Due Friday, Mar 1 11:59 PM

Homework Questions

  1. ISL Sec. 6.6: 4

  2. ISL Sec. 6.6: 6

  3. ISL Sec. 6.6: 9 (a)-(d)

  4. ISL Sec. 7.9: 9

  5. [Special Case for Ridge and Lasso] Suppose for a linear regression problem with \(n = p\), \({\bf X} = {\bf I}\) and no intercept. Show that

    1. The least squares problem can be simplified to finding \(\beta_1, \dots, \beta_p\) that minimize \(\sum_{j=1}^p\left(y_j - \beta_j\right)^2\).
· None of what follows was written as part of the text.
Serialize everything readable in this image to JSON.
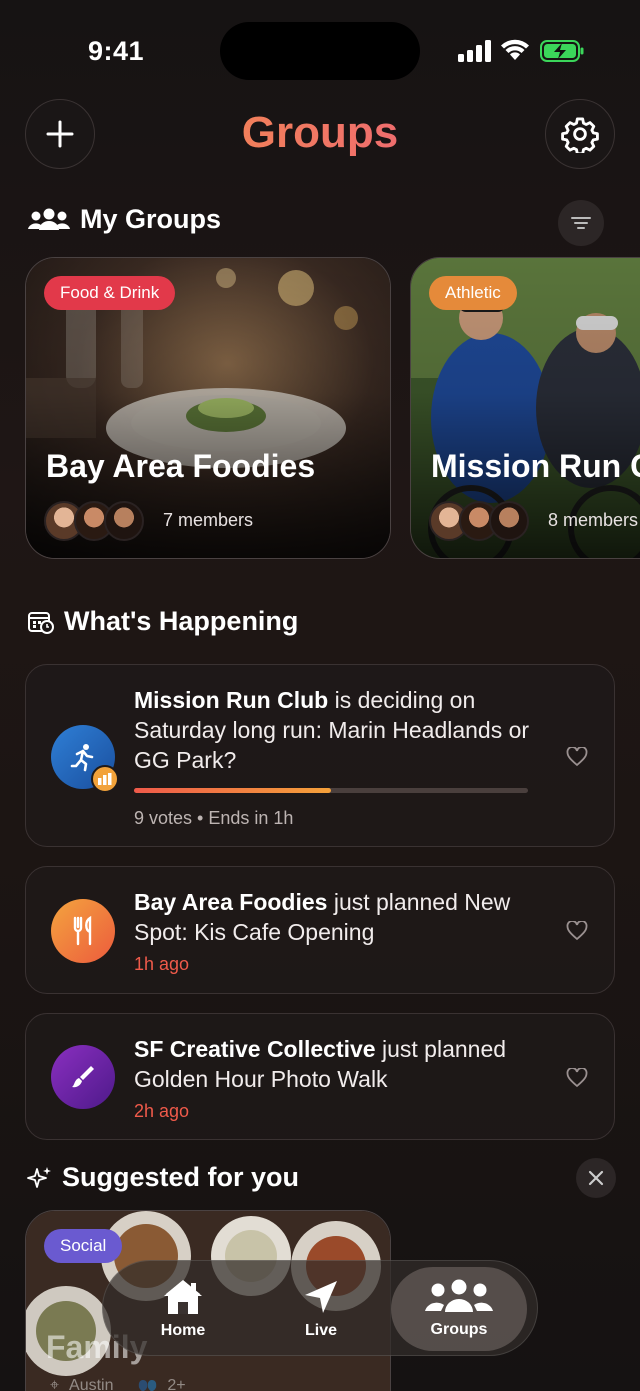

What is least squares estimator \(b_j\)?

    2. The ridge estimator is \(\hat{\beta}_j^r = \frac{y_j}{1+\lambda} = \underset{\beta_j}{\arg\min} \sum_{j=1}^p\left(y_j - \beta_j\right)^2 + \lambda \sum_{j=1}^p \beta_j^2\).

    3. The lasso solution of \(\sum_{j=1}^p\left(y_j - \beta_j\right)^2 + \lambda \sum_{j=1}^p | \beta_j |\) is \[\hat{\beta}_j^l = \begin{cases} y_j - \lambda/2 & \quad \text{if } y_j > \lambda/2\\ y_j + \lambda/2 & \quad \text{if } y_j < -\lambda/2 \\ 0 & \quad \text{if } |y_j| \le \lambda/2 \end{cases}\]
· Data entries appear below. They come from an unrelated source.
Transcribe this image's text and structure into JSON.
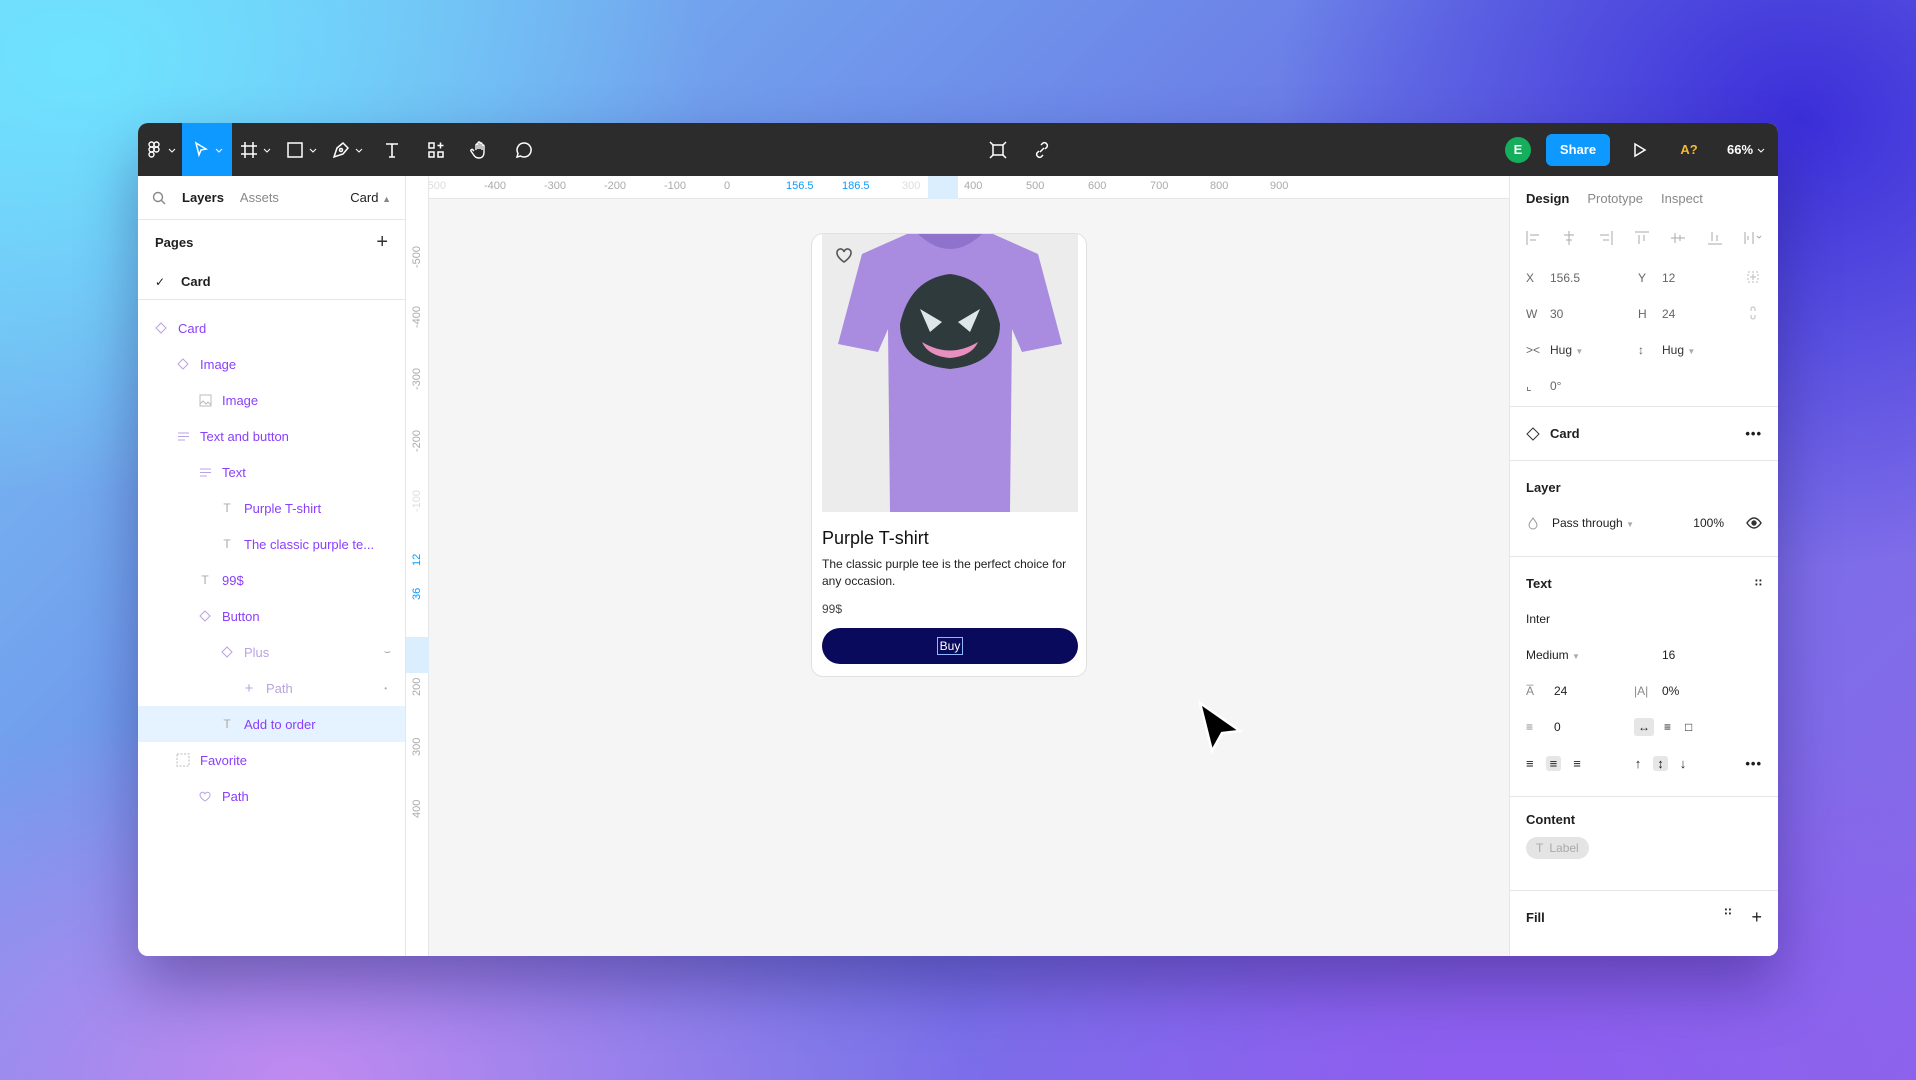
{
  "toolbar": {
    "avatar_initial": "E",
    "share_label": "Share",
    "ai_label": "A?",
    "zoom": "66%"
  },
  "left_panel": {
    "tabs": {
      "layers": "Layers",
      "assets": "Assets",
      "page_select": "Card"
    },
    "pages_title": "Pages",
    "pages": [
      {
        "name": "Card",
        "active": true
      }
    ],
    "layers": [
      {
        "name": "Card",
        "icon": "component-icon",
        "indent": 0
      },
      {
        "name": "Image",
        "icon": "component-icon",
        "indent": 1
      },
      {
        "name": "Image",
        "icon": "image-icon",
        "indent": 2
      },
      {
        "name": "Text and button",
        "icon": "auto-layout-icon",
        "indent": 1
      },
      {
        "name": "Text",
        "icon": "auto-layout-icon",
        "indent": 2
      },
      {
        "name": "Purple T-shirt",
        "icon": "text-icon",
        "indent": 3
      },
      {
        "name": "The classic purple te...",
        "icon": "text-icon",
        "indent": 3
      },
      {
        "name": "99$",
        "icon": "text-icon",
        "indent": 2
      },
      {
        "name": "Button",
        "icon": "component-icon",
        "indent": 2
      },
      {
        "name": "Plus",
        "icon": "component-icon",
        "indent": 3,
        "dim": true
      },
      {
        "name": "Path",
        "icon": "plus-icon",
        "indent": 4,
        "dim": true
      },
      {
        "name": "Add to order",
        "icon": "text-icon",
        "indent": 3,
        "selected": true
      },
      {
        "name": "Favorite",
        "icon": "frame-icon",
        "indent": 1
      },
      {
        "name": "Path",
        "icon": "heart-icon",
        "indent": 2
      }
    ]
  },
  "ruler": {
    "h_ticks": [
      "-500",
      "-400",
      "-300",
      "-200",
      "-100",
      "0",
      "156.5",
      "186.5",
      "300",
      "400",
      "500",
      "600",
      "700",
      "800",
      "900"
    ],
    "v_ticks": [
      "-500",
      "-400",
      "-300",
      "-200",
      "-100",
      "12",
      "36",
      "200",
      "300",
      "400"
    ]
  },
  "card": {
    "title": "Purple T-shirt",
    "description": "The classic purple tee is the perfect choice for any occasion.",
    "price": "99$",
    "button_label": "Buy"
  },
  "right_panel": {
    "tabs": {
      "design": "Design",
      "prototype": "Prototype",
      "inspect": "Inspect"
    },
    "position": {
      "x_label": "X",
      "x": "156.5",
      "y_label": "Y",
      "y": "12",
      "w_label": "W",
      "w": "30",
      "h_label": "H",
      "h": "24",
      "hug_w": "Hug",
      "hug_h": "Hug",
      "rotation": "0°"
    },
    "component": {
      "name": "Card"
    },
    "layer": {
      "title": "Layer",
      "blend": "Pass through",
      "opacity": "100%"
    },
    "text": {
      "title": "Text",
      "font": "Inter",
      "weight": "Medium",
      "size": "16",
      "line_height": "24",
      "letter_spacing": "0%",
      "paragraph_spacing": "0"
    },
    "content": {
      "title": "Content",
      "chip": "Label"
    },
    "fill": {
      "title": "Fill"
    }
  }
}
    4. Describe the ridge and lasso shrinkage behavior.

  6. [Lasso with Correlated Variables]

    Consider the linear regression

    \[ \mathbf{y}= \mathbf{X}\boldsymbol \beta+ \boldsymbol \epsilon\]

    where \(\boldsymbol \beta= (\beta_1, \beta_2, \ldots, \beta_{20})'\) with \(\beta_1 = \beta_{2} = \beta_{3} = 0.5\) and all other \(\beta_j = 0, j = 4, \dots, 20\). No intercept \(\beta_0\). The input vector \(\mathbf{x}= (x_1, x_2, \dots, x_{20})'\) follows a multivariate Gaussian distribution

    \[\mathbf{x}\sim N\left(\mathbf{0}, \Sigma_{20 \times 20}\right)\]

    In \(\Sigma\), all diagonal elements are 1, and all off-diagonal elements are \(\rho\) which measures the correlation between any two predictors.

    1. Generate training data of size 400 and test data of size 100 independently from the above model with \(\rho = 0.1\) and \(\epsilon_i \stackrel{iid} \sim N(0, 1)\).

    2. Fit a Lasso model on the training data with 10-fold cross-validation (CV).

    3. Compute test MSE with the optimal \(\lambda\) selected by CV in (b). Does Lasso select the correct variables?

    4. Repeat (a)-(c) 100 times. That is, generate 100 different training and test data sets. For each run, record the test MSE and whether or not the true model is correctly selected. Then compute the average test MSE and the proportion of runs where the correct model was selected.

    5. Redo (a)-(d) with \(\rho = 0.6\). Compare the two average test MSEs and the proportions. Comment the result.